Orge (qui contient de l’hordéine) et farine d’orge
Seigle (qui contient de la sécaline) et farine de seigle
Froment et farine de froment
Epeautre et farine d’épautre : engrain (petit épautre), grand épautre
Méteil (mélange de blé et de seigle)
Blé khorasan ou kamut
Champart (mélange de blé, seigle et orge)
Triticale et farine de triticale
Dûrûm et farine de dûrûm
Boulgour de blé ou dérivé
Semoule de blé ou dérivés
Germe de blé
Son de blé
Levure de bière
Malt d’orge et extrait de malt d’orge
Seitan,
sauce soja ‘shoyu’
Panure
Bière (qui contient de l’orge)
avoine et farine d’avoine (car souvent contaminée par le blé)

amidon, , flocons, chapelure, galettes, épaisissants, gruau, liants protéiniques fabriqués à partir des céréales cité au dessus : par exemple amidon de blé ou amidon modifié de blé, amidonnier, protéines de blé hydrolysées, agents anti agglomérants, matières amylacéesn malt, panure, maltitol

par conséquent : les pâtes alimentaires, le pain, les biscuits sucrés e salés, les gâtaux, les préparations pannées, avec chapelure ne doivent pas être consommés

Le cas du malt (d’orge):

Il est possible de dissimuler le malt sous l’appellation arôme naturelle. Si un produit contient du malt, de l’arôme de malt, du sirop de malt ou de l’extrait de malt, il n’est pas un produit sans gluten. Maltodextrine, isomalt, maltose ne contiennent pas de malt, c’est un sucre ou alcool hautement transformé sans gluten.

SABOTEK : seigle, avoine, blé, orgre, tritical, épautre, kamut

SABOTEK est un moyen mémo technique pour se rappeler des noms de céréales ‘interdits’ mais il en manque certains, plus rares.

L’avoine contient de l’avenine  et en dehors qu’elle peut déclencher des réactions du type du gluten, c’est une céréale qui est souvent sous traitée et donc contaminée par le blé (mêmes ateliers).

 

Exemples d’aliments achetés en commerce interdits car contenant du gluten

Pâtes, raviolis, gnocchis,
Pain, pain de mie, pain complet, biscotte, chapelure, pain d’épices.
Toutes les pâtisseries commerciales (biscuits salés et sucrés), pâtes à tarte, quiche, pizza, tourtes, pâtés, crêpes, purée en flocons, pommes dauphines, céréales.
Certaines préparations industrielles à base de lait : flans, crèmes, laits gélifiés.
Certains fromages à tartiner.
Certains laitages allégés
Préparation panée, en beignet, en croûte, plats cuisinés, pâtés et galantines, saucissons secs, cuits à l’ail, salami, cervelas, chorizo, boudin noir et blanc.
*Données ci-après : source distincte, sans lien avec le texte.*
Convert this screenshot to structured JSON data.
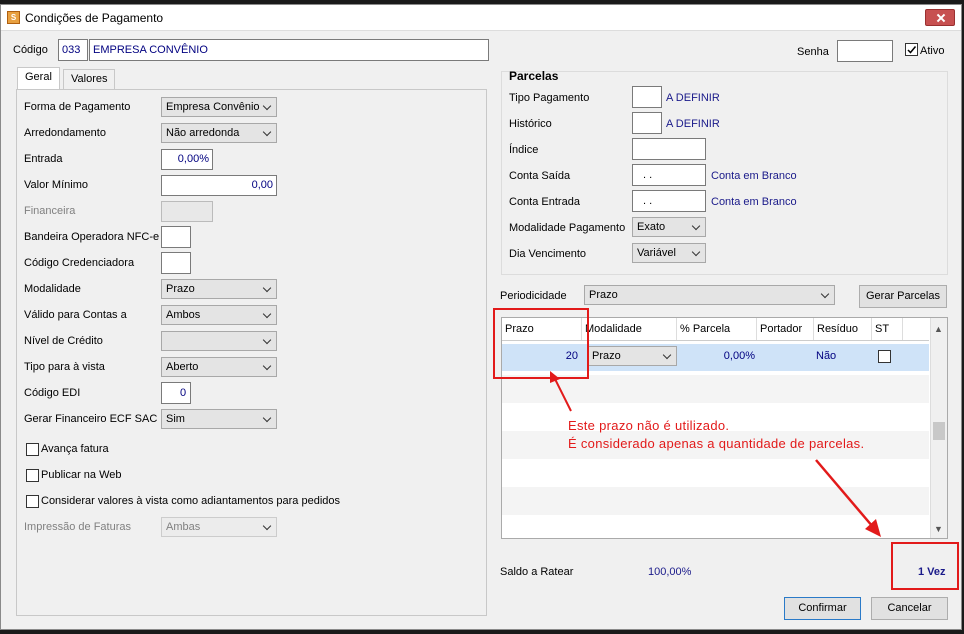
{
  "window": {
    "title": "Condições de Pagamento"
  },
  "header": {
    "codigo_label": "Código",
    "codigo_value": "033",
    "descricao_value": "EMPRESA CONVÊNIO",
    "senha_label": "Senha",
    "ativo_label": "Ativo",
    "ativo_checked": true
  },
  "tabs": [
    {
      "label": "Geral"
    },
    {
      "label": "Valores"
    }
  ],
  "geral": {
    "forma_pagamento": {
      "label": "Forma de Pagamento",
      "value": "Empresa Convênio"
    },
    "arredondamento": {
      "label": "Arredondamento",
      "value": "Não arredonda"
    },
    "entrada": {
      "label": "Entrada",
      "value": "0,00%"
    },
    "valor_minimo": {
      "label": "Valor Mínimo",
      "value": "0,00"
    },
    "financeira": {
      "label": "Financeira",
      "value": ""
    },
    "bandeira": {
      "label": "Bandeira Operadora NFC-e",
      "value": ""
    },
    "credenciadora": {
      "label": "Código Credenciadora",
      "value": ""
    },
    "modalidade": {
      "label": "Modalidade",
      "value": "Prazo"
    },
    "valido_contas": {
      "label": "Válido para Contas a",
      "value": "Ambos"
    },
    "nivel_credito": {
      "label": "Nível de Crédito",
      "value": ""
    },
    "tipo_vista": {
      "label": "Tipo para à vista",
      "value": "Aberto"
    },
    "codigo_edi": {
      "label": "Código EDI",
      "value": "0"
    },
    "gerar_financeiro": {
      "label": "Gerar Financeiro ECF SAC",
      "value": "Sim"
    },
    "avanca_fatura": {
      "label": "Avança fatura"
    },
    "publicar_web": {
      "label": "Publicar na Web"
    },
    "considerar_vista": {
      "label": "Considerar valores à vista como adiantamentos para pedidos"
    },
    "impressao_faturas": {
      "label": "Impressão de Faturas",
      "value": "Ambas"
    }
  },
  "parcelas": {
    "title": "Parcelas",
    "tipo_pagamento": {
      "label": "Tipo Pagamento",
      "link": "A DEFINIR"
    },
    "historico": {
      "label": "Histórico",
      "link": "A DEFINIR"
    },
    "indice": {
      "label": "Índice"
    },
    "conta_saida": {
      "label": "Conta Saída",
      "value": " .  .",
      "link": "Conta em Branco"
    },
    "conta_entrada": {
      "label": "Conta Entrada",
      "value": " .  .",
      "link": "Conta em Branco"
    },
    "modalidade_pagamento": {
      "label": "Modalidade Pagamento",
      "value": "Exato"
    },
    "dia_vencimento": {
      "label": "Dia Vencimento",
      "value": "Variável"
    }
  },
  "periodicidade": {
    "label": "Periodicidade",
    "value": "Prazo",
    "gerar_button": "Gerar Parcelas"
  },
  "grid": {
    "columns": [
      "Prazo",
      "Modalidade",
      "% Parcela",
      "Portador",
      "Resíduo",
      "ST"
    ],
    "rows": [
      {
        "prazo": "20",
        "modalidade": "Prazo",
        "parcela": "0,00%",
        "portador": "",
        "residuo": "Não",
        "st": false
      }
    ]
  },
  "annotation": {
    "line1": "Este prazo não é utilizado.",
    "line2": "É considerado apenas a quantidade de parcelas."
  },
  "footer": {
    "saldo_label": "Saldo a Ratear",
    "saldo_value": "100,00%",
    "vezes": "1 Vez",
    "confirmar": "Confirmar",
    "cancelar": "Cancelar"
  },
  "colors": {
    "annotation": "#e21a1a",
    "selected_row": "#cfe3f8",
    "link": "#1a1a8a"
  }
}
Purée, mousse de foie gras. Farces industrielles.
Quenelles de viandes ou de poissons.
Figues farinées.
Nougat, dragées, chocolat , poudres chocolatées, sucre glace.
Beurre allégé, crème allégée, margarine.
Poivre moulu, épices moulues, moutarde
Bière, panaché, boissons et tisanes/infusions en poudre.
Levure chimique
Pain azyme, hosties

Attention !

les médicaments, vitamines et compléments alimentaires peuvent contenir du gluten, ainsi que des cosmétiques. Il est nécessaire de rester vigilant et de demander/utiliser une alternative. L’amidon de blé entre dans la composition de nombreux produits insoupçonnés.

 

Pour remplacer

Pain des galettes de riz, des pains des fleurs en magasin bio / naturalia : il existe différentes variantes (châtaigne, sarrazin, riz-millet-sarrazin, coco, cacao..)
Céréales du petit déjeuner Céréales sucrées à base de maïs ou riz (Miel pop, Rice krispies au chocolat …)
gâteaux Faire des gâteaux soi –même avec de la farine de sarrasin, châtaigne, maïzena (farine de maïs)
Pâtes les pâtes chinoises, faites avec de la farine de riz

pâtes à la farine de sarrasin, maïs, lentilles etc

 

 

Céréales, farineux, légumineuses et oléagineux permis (si non contaminé)

Maïs et farine de maïs
Riz et farine de riz
Riz complet et farine de riz complet
Riz sauvage, riz noir, riz gluant
Soja et farine de soja
Sarrasin et farine de sarrasin
Quinoa et farine de quinoa
Millet et farine de millet
Châtaignes et farine de châtaigne
Fruits à coque et farine de fruits à coque
Manioc et farine de manioc
Sorgho
Arrowroot
Amarante
Igname
Sagou
Teff
Sésame
Graines de lin
Ainsi que les dérivés des aliments ci dessus : amidon, , fécule, crème, semoule, grains, galettes, pop corn, polenta, pâtes

Pommes de terre fraîches, fécule de pomme de terre, pois chiches, lentilles et autres légumineuses

Les mentions :

  • Dextrose de blé, Glucose de blé = Autorisé
  • Arome malte d’orge = Autorisé
  • Amidon (sans autre précision) n’est jamais du blé = autorisé (s’il s’agit de blé la précision est obligatoire)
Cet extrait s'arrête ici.